Und der namensgebenden Artikel 12, der die Urheberrechte von Künstlern, Journalisten, Autoren und anderen Kreativen stärken soll, ist eine Augenauswischerei, wie es sie kaum bisher gab. "Denn eigentlich sagt die Rechtsprechung, dass Erlöse aus Verwertungsgesellschaften komplett den Urhebern gehören sollten. Aber mit Artikel 12 sollen die Urheber die Hälfte vom Kuchen mit Verlegern und Medienkonzernen teilen." Wenn also jemand behaupte, "diese Reform stärkt die Rechte von Urheberinnen und Urhebern, dann sagt einfach: Artikel 12 macht das Gegenteil."
Deshalb, so stellte Beckedahl klar, sind die Demonstranten und die Veranstalter "nicht gegen das Urheberrecht. Wir sind aber gegen verpflichtende Uploadfilter."
Markus Reuter von der Digitalen Gesellschaft e. V. treibt die Sorge, dass Uploadfilter die Meinungsfreiheit einschränken können: "Wir sind in Sorge, dass mit dieser Urheberrechtsreform und mit den Uploadfiltern eine Infrastruktur geschaffen wird, die später für staatliche Zensur genutzt werden kann." Carola Dorner von den Freischreibern vertrat in ihrer Rede vor dem Justizministerium die Perspektive freier Journalisten: "Wir sind dagegen, dass hier ein Reformvorschlag Gesetz wird, der den Urheber gegenüber dem Verwerter wieder einmal in eine schlechtere Verhandlungsposition versetzt." Für ihn sei es ein Zeichen der Angst, wenn vor allem konservative Volksvertreter die Gegner als Bots, Marionetten von Google oder als "Mob" beschimpften, "uns einseitige Propagandavideos vorspielen" sowie "uns ganz offen ins Gesicht lügen".
Am 23. März sind deutschland- und europaweit weitere Demonstrationen gegen die EU-Urheberrechtsreform geplant.
2 Kommentare
Kommentare
Peder Iblher am Permanenter Link
„Artikel 11 verbietet Snippets“ ist sachlich nicht richtig. Es werden Lizenzen fällig, von denen sich Zeitungen eine Rettung ihres Geschäftsmodells versprechen.

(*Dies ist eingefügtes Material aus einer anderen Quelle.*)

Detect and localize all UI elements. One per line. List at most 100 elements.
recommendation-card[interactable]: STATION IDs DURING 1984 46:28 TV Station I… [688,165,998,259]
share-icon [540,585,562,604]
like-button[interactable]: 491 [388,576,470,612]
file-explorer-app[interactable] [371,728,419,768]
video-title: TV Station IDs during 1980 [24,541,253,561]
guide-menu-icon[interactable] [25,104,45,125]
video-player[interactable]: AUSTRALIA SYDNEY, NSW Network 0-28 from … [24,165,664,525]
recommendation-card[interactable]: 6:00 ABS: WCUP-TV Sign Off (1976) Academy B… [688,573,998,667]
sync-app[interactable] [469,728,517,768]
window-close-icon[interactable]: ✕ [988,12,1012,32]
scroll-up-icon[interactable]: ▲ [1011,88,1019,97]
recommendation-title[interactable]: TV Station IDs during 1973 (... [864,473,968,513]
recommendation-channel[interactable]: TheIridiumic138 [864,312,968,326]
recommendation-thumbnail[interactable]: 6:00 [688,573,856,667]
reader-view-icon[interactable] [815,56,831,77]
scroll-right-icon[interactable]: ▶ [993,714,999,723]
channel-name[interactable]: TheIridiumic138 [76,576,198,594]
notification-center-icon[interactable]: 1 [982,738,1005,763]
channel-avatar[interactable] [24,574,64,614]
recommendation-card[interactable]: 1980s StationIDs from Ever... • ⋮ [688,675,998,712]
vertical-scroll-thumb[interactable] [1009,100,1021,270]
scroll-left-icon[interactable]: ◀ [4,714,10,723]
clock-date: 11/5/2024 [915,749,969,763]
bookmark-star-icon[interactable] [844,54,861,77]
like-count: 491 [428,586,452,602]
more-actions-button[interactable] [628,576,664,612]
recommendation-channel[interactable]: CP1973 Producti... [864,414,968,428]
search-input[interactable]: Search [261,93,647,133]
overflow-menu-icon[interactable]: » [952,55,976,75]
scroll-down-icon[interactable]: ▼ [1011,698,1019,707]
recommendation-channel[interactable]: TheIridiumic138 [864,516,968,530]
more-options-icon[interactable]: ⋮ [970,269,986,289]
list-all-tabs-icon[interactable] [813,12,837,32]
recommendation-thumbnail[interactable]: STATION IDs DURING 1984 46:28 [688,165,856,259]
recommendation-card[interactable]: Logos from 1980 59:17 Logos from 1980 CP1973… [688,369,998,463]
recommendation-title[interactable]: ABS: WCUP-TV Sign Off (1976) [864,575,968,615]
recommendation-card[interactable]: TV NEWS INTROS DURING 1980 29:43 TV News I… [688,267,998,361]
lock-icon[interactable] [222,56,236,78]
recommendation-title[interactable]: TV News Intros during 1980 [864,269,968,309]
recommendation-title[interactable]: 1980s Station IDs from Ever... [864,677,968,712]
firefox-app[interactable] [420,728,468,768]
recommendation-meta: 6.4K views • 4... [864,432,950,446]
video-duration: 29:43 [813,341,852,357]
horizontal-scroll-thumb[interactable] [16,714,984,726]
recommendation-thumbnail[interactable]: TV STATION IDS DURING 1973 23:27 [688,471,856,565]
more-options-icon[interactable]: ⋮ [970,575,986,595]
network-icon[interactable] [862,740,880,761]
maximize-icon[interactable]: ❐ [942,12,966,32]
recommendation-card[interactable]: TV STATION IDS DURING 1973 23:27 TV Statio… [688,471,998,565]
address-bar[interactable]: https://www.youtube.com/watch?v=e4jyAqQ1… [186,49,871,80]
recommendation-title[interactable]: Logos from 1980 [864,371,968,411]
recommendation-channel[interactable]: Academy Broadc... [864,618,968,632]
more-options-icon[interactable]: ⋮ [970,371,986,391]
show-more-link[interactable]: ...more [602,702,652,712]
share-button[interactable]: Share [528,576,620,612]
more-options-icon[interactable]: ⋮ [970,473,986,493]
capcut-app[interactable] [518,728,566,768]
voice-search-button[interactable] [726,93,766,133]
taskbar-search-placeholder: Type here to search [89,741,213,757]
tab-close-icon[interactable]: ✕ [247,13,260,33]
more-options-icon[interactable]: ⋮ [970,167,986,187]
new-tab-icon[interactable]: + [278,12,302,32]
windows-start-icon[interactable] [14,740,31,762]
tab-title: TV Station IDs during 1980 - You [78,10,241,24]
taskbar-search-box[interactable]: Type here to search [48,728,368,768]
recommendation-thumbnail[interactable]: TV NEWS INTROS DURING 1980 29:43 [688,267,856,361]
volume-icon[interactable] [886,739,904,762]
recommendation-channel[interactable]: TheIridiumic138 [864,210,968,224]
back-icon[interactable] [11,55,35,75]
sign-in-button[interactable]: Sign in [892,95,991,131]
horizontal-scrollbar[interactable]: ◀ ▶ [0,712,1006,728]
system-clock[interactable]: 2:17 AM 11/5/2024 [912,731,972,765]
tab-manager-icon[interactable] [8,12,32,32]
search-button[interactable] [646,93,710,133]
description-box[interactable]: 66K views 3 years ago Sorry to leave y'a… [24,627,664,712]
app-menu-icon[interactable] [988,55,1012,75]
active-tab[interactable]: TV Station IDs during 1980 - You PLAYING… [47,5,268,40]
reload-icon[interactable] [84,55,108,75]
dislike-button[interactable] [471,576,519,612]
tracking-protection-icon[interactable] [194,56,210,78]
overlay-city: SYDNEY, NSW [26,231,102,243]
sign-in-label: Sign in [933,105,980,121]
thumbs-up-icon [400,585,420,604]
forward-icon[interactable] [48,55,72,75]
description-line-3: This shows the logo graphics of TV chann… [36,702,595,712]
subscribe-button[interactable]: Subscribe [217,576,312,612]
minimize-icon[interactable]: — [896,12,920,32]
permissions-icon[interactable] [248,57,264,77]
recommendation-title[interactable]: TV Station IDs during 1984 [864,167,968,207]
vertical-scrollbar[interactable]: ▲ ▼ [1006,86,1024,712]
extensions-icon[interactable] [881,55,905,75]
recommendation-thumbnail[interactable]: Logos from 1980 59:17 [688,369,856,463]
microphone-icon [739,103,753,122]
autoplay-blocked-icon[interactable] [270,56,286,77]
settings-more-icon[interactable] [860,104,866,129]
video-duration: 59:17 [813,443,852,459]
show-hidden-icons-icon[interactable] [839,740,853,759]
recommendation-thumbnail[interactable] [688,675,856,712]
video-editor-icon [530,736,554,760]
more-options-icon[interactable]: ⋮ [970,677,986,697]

Mehr Infos auch unter https://digitalhumanrights.blog/de/zur-copyright-direktive/
Peter Hemecker am Permanenter Link
Es ist schon verblüffend, wie man zu diesem Thema einen langen Artikel schreiben kann, ohne den Namen der Piratenpolitikerin Julia Reda zu erwähnen.
Bereits im Juli vergangenen Jahres hat sie – entgegen aller Erwartungen – einen ersten Anlauf zu einer Urheberrechtsreform im EU-Parlament in letzter Sekunde verhindert. Wer Näheres wissen möchte, wird im Internet in nahezu jedem Artikel zu diesem Thema auf den Namen Julia Reda (Piratenpartei) treffen.